Innovants et excentriques, voire un peu rebelles, tels sont les qualificatifs que l’on pourrait aisément attribuer aux artistes. Mais cela a-t-il toujours été le cas ? Leur excentricité ne signifiait pas qu’ils ne s’unissaient pas, ce que les artistes ont fait depuis le Moyen Âge. Car, ensemble, ils étaient plus forts dans leur désir d’innover.
À la fin du XIXe siècle, ils s’opposèrent pourtant à l’art enseigné, de maître à disciple, à l’Académie. Pourtant, une volte-face semble s’amorcer aujourd’hui.

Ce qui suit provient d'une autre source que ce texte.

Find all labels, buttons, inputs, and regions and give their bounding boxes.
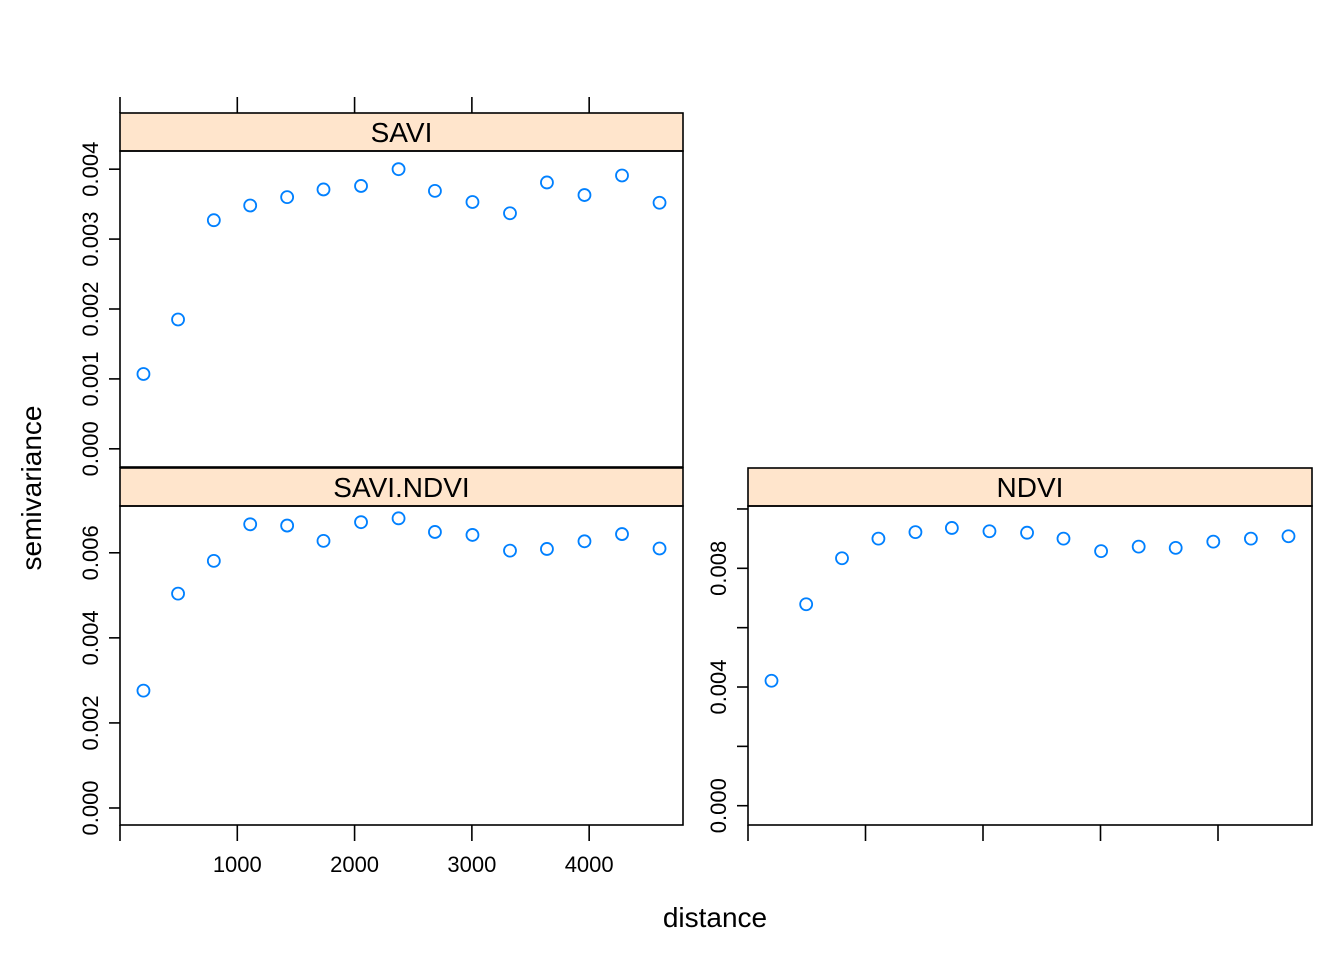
data-point-savi-ndvi xyxy=(391,511,406,526)
data-point-ndvi xyxy=(944,521,959,535)
data-point-savi-ndvi xyxy=(503,543,517,558)
data-point-savi xyxy=(280,190,295,205)
data-point-savi-ndvi xyxy=(316,533,331,548)
data-point-savi xyxy=(136,367,151,381)
panel-savi-ndvi: SAVI.NDVI 0.000 0.002 0.004 0.006 1000 2000 300… xyxy=(78,467,684,877)
data-point-savi xyxy=(171,312,185,327)
data-point-savi-ndvi xyxy=(243,517,258,532)
data-point-ndvi xyxy=(1244,531,1258,546)
y-tick-label-savi-ndvi: 0.006 xyxy=(78,525,103,580)
data-point-savi xyxy=(243,198,258,213)
plot-frame-savi-ndvi xyxy=(119,505,684,826)
y-tick-label-savi: 0.003 xyxy=(78,212,103,267)
data-point-ndvi xyxy=(982,524,997,539)
data-point-savi xyxy=(615,168,629,183)
data-point-savi-ndvi xyxy=(652,541,667,556)
data-point-ndvi xyxy=(799,597,814,612)
data-point-savi xyxy=(354,179,368,193)
data-point-ndvi xyxy=(1094,544,1108,559)
strip-label-savi: SAVI xyxy=(371,117,433,148)
y-tick-label-ndvi: 0.008 xyxy=(706,541,731,596)
data-point-ndvi xyxy=(1281,529,1296,544)
y-tick-label-savi-ndvi: 0.004 xyxy=(78,610,103,665)
data-point-savi xyxy=(652,195,667,210)
data-point-savi-ndvi xyxy=(577,534,592,549)
panel-savi: SAVI 0.000 0.001 0.002 0.003 0.004 xyxy=(78,97,684,476)
strip-ndvi xyxy=(747,467,1313,507)
data-point-savi-ndvi xyxy=(171,586,185,601)
data-point-ndvi xyxy=(1206,534,1221,549)
data-point-ndvi xyxy=(908,525,923,540)
data-point-savi-ndvi xyxy=(615,527,629,541)
data-point-ndvi xyxy=(764,673,779,688)
y-tick-label-savi-ndvi: 0.002 xyxy=(78,695,103,750)
data-point-savi xyxy=(428,183,442,198)
data-point-savi xyxy=(540,175,554,190)
strip-label-ndvi: NDVI xyxy=(997,472,1064,503)
data-point-savi-ndvi xyxy=(354,515,368,530)
x-tick-label-savi-ndvi: 1000 xyxy=(213,852,262,877)
y-tick-label-savi: 0.004 xyxy=(78,142,103,197)
data-point-savi xyxy=(465,195,480,209)
data-point-savi xyxy=(391,162,406,177)
data-point-savi-ndvi xyxy=(206,553,221,568)
data-point-ndvi xyxy=(1020,525,1034,540)
y-tick-label-ndvi: 0.000 xyxy=(706,778,731,833)
data-point-ndvi xyxy=(1168,540,1183,555)
data-point-savi-ndvi xyxy=(280,518,295,533)
data-point-savi-ndvi xyxy=(428,525,442,539)
data-point-ndvi xyxy=(1056,531,1071,546)
x-tick-label-savi-ndvi: 4000 xyxy=(565,852,614,877)
plot-frame-ndvi xyxy=(747,505,1313,826)
data-point-savi xyxy=(316,182,331,197)
strip-savi-ndvi xyxy=(119,467,684,507)
x-tick-label-savi-ndvi: 2000 xyxy=(330,852,379,877)
y-tick-label-savi: 0.000 xyxy=(78,421,103,476)
x-tick-label-savi-ndvi: 3000 xyxy=(447,852,496,877)
data-point-ndvi xyxy=(835,551,849,566)
x-axis-title: distance xyxy=(663,902,767,933)
panels-group: SAVI 0.000 0.001 0.002 0.003 0.004 SAVI.NDVI 0.… xyxy=(78,97,1313,877)
strip-label-savi-ndvi: SAVI.NDVI xyxy=(333,472,469,503)
panel-ndvi: NDVI 0.000 0.004 0.008 xyxy=(706,467,1313,841)
data-point-savi xyxy=(503,206,517,221)
data-point-savi-ndvi xyxy=(465,528,480,542)
data-point-ndvi xyxy=(1131,539,1146,554)
data-point-savi xyxy=(577,188,592,202)
y-axis-title: semivariance xyxy=(16,406,47,571)
y-tick-label-savi: 0.001 xyxy=(78,351,103,406)
data-point-savi xyxy=(206,213,221,228)
plot-frame-savi xyxy=(119,150,684,468)
y-tick-label-ndvi: 0.004 xyxy=(706,659,731,714)
y-tick-label-savi-ndvi: 0.000 xyxy=(78,780,103,835)
strip-savi xyxy=(119,112,684,152)
data-point-savi-ndvi xyxy=(540,542,554,556)
data-point-ndvi xyxy=(871,531,886,546)
y-tick-label-savi: 0.002 xyxy=(78,281,103,336)
data-point-savi-ndvi xyxy=(136,683,151,698)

Ainsi, divers musées exposent des œuvres académiques des siècles précédents, tandis que le marché leur rend enfin justice.

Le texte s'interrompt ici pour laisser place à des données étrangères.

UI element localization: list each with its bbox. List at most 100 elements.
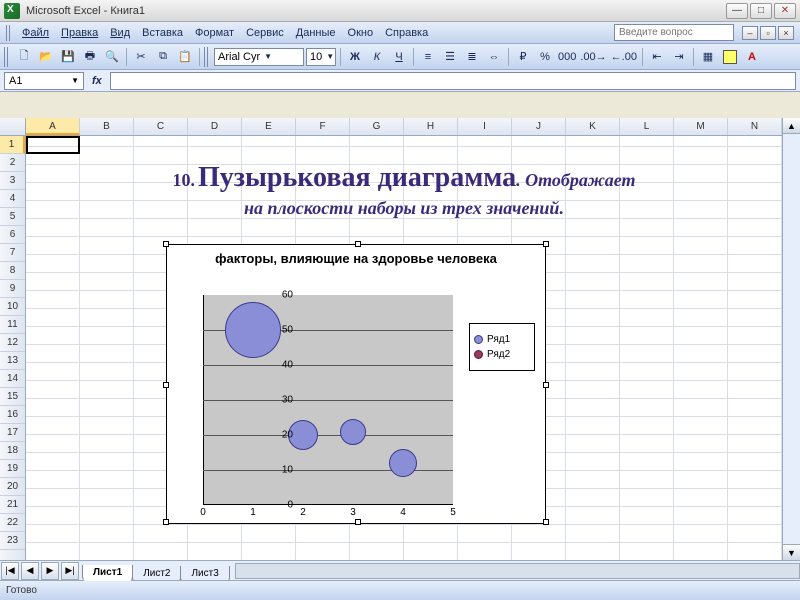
preview-icon[interactable]: 🔍: [102, 47, 122, 67]
row-header[interactable]: 8: [0, 262, 25, 280]
menu-view[interactable]: Вид: [104, 25, 136, 41]
column-header[interactable]: B: [80, 118, 134, 135]
comma-icon[interactable]: 000: [557, 47, 577, 67]
toolbar-grip[interactable]: [204, 47, 210, 67]
maximize-button[interactable]: □: [750, 3, 772, 19]
name-box[interactable]: A1▼: [4, 72, 84, 90]
menu-data[interactable]: Данные: [290, 25, 342, 41]
column-header[interactable]: F: [296, 118, 350, 135]
menu-help[interactable]: Справка: [379, 25, 434, 41]
column-header[interactable]: M: [674, 118, 728, 135]
embedded-chart[interactable]: факторы, влияющие на здоровье человека Р…: [166, 244, 546, 524]
toolbar-grip[interactable]: [6, 25, 12, 41]
horizontal-scrollbar[interactable]: [235, 563, 800, 579]
menu-format[interactable]: Формат: [189, 25, 240, 41]
font-name-combo[interactable]: Arial Cyr▼: [214, 48, 304, 66]
chart-legend[interactable]: Ряд1 Ряд2: [469, 323, 535, 371]
tab-first-button[interactable]: |◀: [1, 562, 19, 580]
increase-indent-icon[interactable]: ⇥: [669, 47, 689, 67]
align-left-icon[interactable]: ≡: [418, 47, 438, 67]
menu-file[interactable]: Файл: [16, 25, 55, 41]
menu-tools[interactable]: Сервис: [240, 25, 290, 41]
paste-icon[interactable]: 📋: [175, 47, 195, 67]
currency-icon[interactable]: ₽: [513, 47, 533, 67]
increase-decimal-icon[interactable]: .00→: [579, 47, 607, 67]
scroll-down-button[interactable]: ▼: [783, 544, 800, 560]
menu-insert[interactable]: Вставка: [136, 25, 189, 41]
close-button[interactable]: ✕: [774, 3, 796, 19]
align-right-icon[interactable]: ≣: [462, 47, 482, 67]
bold-button[interactable]: Ж: [345, 47, 365, 67]
row-header[interactable]: 18: [0, 442, 25, 460]
menu-window[interactable]: Окно: [342, 25, 380, 41]
percent-icon[interactable]: %: [535, 47, 555, 67]
cut-icon[interactable]: ✂: [131, 47, 151, 67]
row-header[interactable]: 16: [0, 406, 25, 424]
selection-handle[interactable]: [163, 241, 169, 247]
fill-color-icon[interactable]: [720, 47, 740, 67]
bubble-point[interactable]: [389, 449, 417, 477]
merge-center-icon[interactable]: ⇔: [484, 47, 504, 67]
column-header[interactable]: L: [620, 118, 674, 135]
selection-handle[interactable]: [543, 241, 549, 247]
sheet-tab[interactable]: Лист1: [82, 565, 133, 581]
font-color-icon[interactable]: A: [742, 47, 762, 67]
column-header[interactable]: G: [350, 118, 404, 135]
row-header[interactable]: 4: [0, 190, 25, 208]
row-header[interactable]: 14: [0, 370, 25, 388]
selection-handle[interactable]: [543, 519, 549, 525]
italic-button[interactable]: К: [367, 47, 387, 67]
worksheet-grid[interactable]: ABCDEFGHIJKLMN 1234567891011121314151617…: [0, 118, 800, 560]
scroll-up-button[interactable]: ▲: [783, 118, 800, 134]
formula-input[interactable]: [110, 72, 796, 90]
row-header[interactable]: 6: [0, 226, 25, 244]
align-center-icon[interactable]: ☰: [440, 47, 460, 67]
column-header[interactable]: H: [404, 118, 458, 135]
selection-handle[interactable]: [163, 519, 169, 525]
column-header[interactable]: I: [458, 118, 512, 135]
row-header[interactable]: 20: [0, 478, 25, 496]
mdi-minimize-button[interactable]: –: [742, 26, 758, 40]
fx-button[interactable]: fx: [88, 75, 106, 87]
selection-handle[interactable]: [543, 382, 549, 388]
save-icon[interactable]: 💾: [58, 47, 78, 67]
row-header[interactable]: 23: [0, 532, 25, 550]
row-header[interactable]: 11: [0, 316, 25, 334]
mdi-close-button[interactable]: ×: [778, 26, 794, 40]
new-icon[interactable]: 🗋: [14, 47, 34, 67]
tab-last-button[interactable]: ▶|: [61, 562, 79, 580]
vertical-scrollbar[interactable]: ▲ ▼: [782, 118, 800, 560]
toolbar-grip[interactable]: [4, 47, 10, 67]
menu-edit[interactable]: Правка: [55, 25, 104, 41]
copy-icon[interactable]: ⧉: [153, 47, 173, 67]
row-header[interactable]: 17: [0, 424, 25, 442]
column-header[interactable]: K: [566, 118, 620, 135]
row-header[interactable]: 21: [0, 496, 25, 514]
ask-a-question-input[interactable]: [614, 24, 734, 41]
row-header[interactable]: 19: [0, 460, 25, 478]
open-icon[interactable]: 📂: [36, 47, 56, 67]
column-header[interactable]: N: [728, 118, 782, 135]
row-header[interactable]: 3: [0, 172, 25, 190]
underline-button[interactable]: Ч: [389, 47, 409, 67]
tab-prev-button[interactable]: ◀: [21, 562, 39, 580]
select-all-corner[interactable]: [0, 118, 26, 136]
selection-handle[interactable]: [355, 241, 361, 247]
column-header[interactable]: C: [134, 118, 188, 135]
selection-handle[interactable]: [163, 382, 169, 388]
column-header[interactable]: E: [242, 118, 296, 135]
print-icon[interactable]: 🖶: [80, 47, 100, 67]
row-header[interactable]: 13: [0, 352, 25, 370]
tab-next-button[interactable]: ▶: [41, 562, 59, 580]
row-header[interactable]: 22: [0, 514, 25, 532]
decrease-indent-icon[interactable]: ⇤: [647, 47, 667, 67]
row-header[interactable]: 1: [0, 136, 25, 154]
mdi-restore-button[interactable]: ▫: [760, 26, 776, 40]
borders-icon[interactable]: ▦: [698, 47, 718, 67]
decrease-decimal-icon[interactable]: ←.00: [610, 47, 638, 67]
row-header[interactable]: 5: [0, 208, 25, 226]
bubble-point[interactable]: [340, 419, 366, 445]
row-header[interactable]: 9: [0, 280, 25, 298]
row-header[interactable]: 7: [0, 244, 25, 262]
column-header[interactable]: J: [512, 118, 566, 135]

Des siècles durant, les règles auxquelles l’art devait se conformer ont été établies par la tradition académique. Un carcan rigide qui provoqua un mécontentement croissant, culminant, en décembre 1873, avec la fondation par, entre autres, Claude Monet, Auguste Renoir, Alfred Sisley, Camille Pissarro et Edgar Degas, de la Société anonyme des artistes peintres, sculpteurs et graveurs. Ces artistes réfutaient les normes existantes et leur acte de résistance permit à l’impressionnisme de s’épanouir (lire par ailleurs). Il est, en outre, impossible de comprendre un mouvement comme celui de la Sécession Viennoise sans reconnaître son opposition croissante vis à vis du canon de l’Académie. D’où la condescendance avec laquelle l’art académique fut longtemps traité. Un revirement semble toutefois s’annoncer. Ainsi, par exemple, avec leur projet intitulé D’apprenti à maître, les musées de Bruges se penchent sur leur collection de dessins de modèles des années 1757 à 1892 en organisant l’exposition-dossier C’est en forgeant que l’on devient forgeron, au musée Groeninge. L’institution propose, en outre, un accès numérique intégral à sa collection. Le Bonnefanten Museum de Maastricht s’est également mis au diapason avec Entre l’art et la copie qui révélait au public sa collection de plâtres académiques.
L’émergence des académies
Depuis le Moyen Âge, les artistes se réunissaient traditionnellement dans les guildes de Saint-Luc. Au sein de ces corporations, ils se distinguèrent peu à peu des artisans. Virent ainsi le jour de nouvelles associations, ou académies, la première d’entre elles à Florence au XVIe siècle. Ces académies proposaient, parallèlement à des cours de dessin, un enseignement théorique. Une formation intellectuelle qui permettait aux artistes d’exercer leur activité, sans pour autant s’astreindre à une formation pratique traditionnelle en atelier. Au XVIIe siècle, ce type d’institution s’est multiplié au nord des Alpes, avec l’Académie royale de peinture et de sculpture de Paris (1648) et l’Académie d’Anvers, entre autres exemples significatifs. En Italie aussi, on a assisté à une prise de conscience croissante d’un statut d’artiste parmi ceux qui souhaitaient se démarquer des artisans. Lorsque, au XVIIIe siècle, la demande en une formation complémentaire pour les artisans se fit plus pressante, le gouvernement se tourna fort logiquement vers les académies déjà existantes. Sous l’influence des Lumières, du mercantilisme et de l’évolution du goût, l’idée germa que ces institutions pouvaient également contribuer à former les artisans. Les académies se mirent donc aussi à pulluler dans le sud des Pays-Bas. Pas moins de onze académies d’art et d’écoles de dessin virent ainsi le jour dans la seconde moitié du XVIIIe siècle : Gand (1751), Tournai (1757), Courtrai (1760), Malines (1771), Ath (1773), Audenarde (1773), Liège (1775), Tamise (1776), Ypres (1778), Mons (1781) et Diest (1796). Sous la domination française, au début du XIXe siècle, le nombre de ces institutions a continué d’augmenter, avec six nouveaux établissements : Termonde (1800), Louvain (1800), Turnhout (1802), Alost (1805), Lier (1807) et Saint-Nicolas (1813). Une tendance qui, au fil du siècle, s’est poursuivie sur tout le continent européen.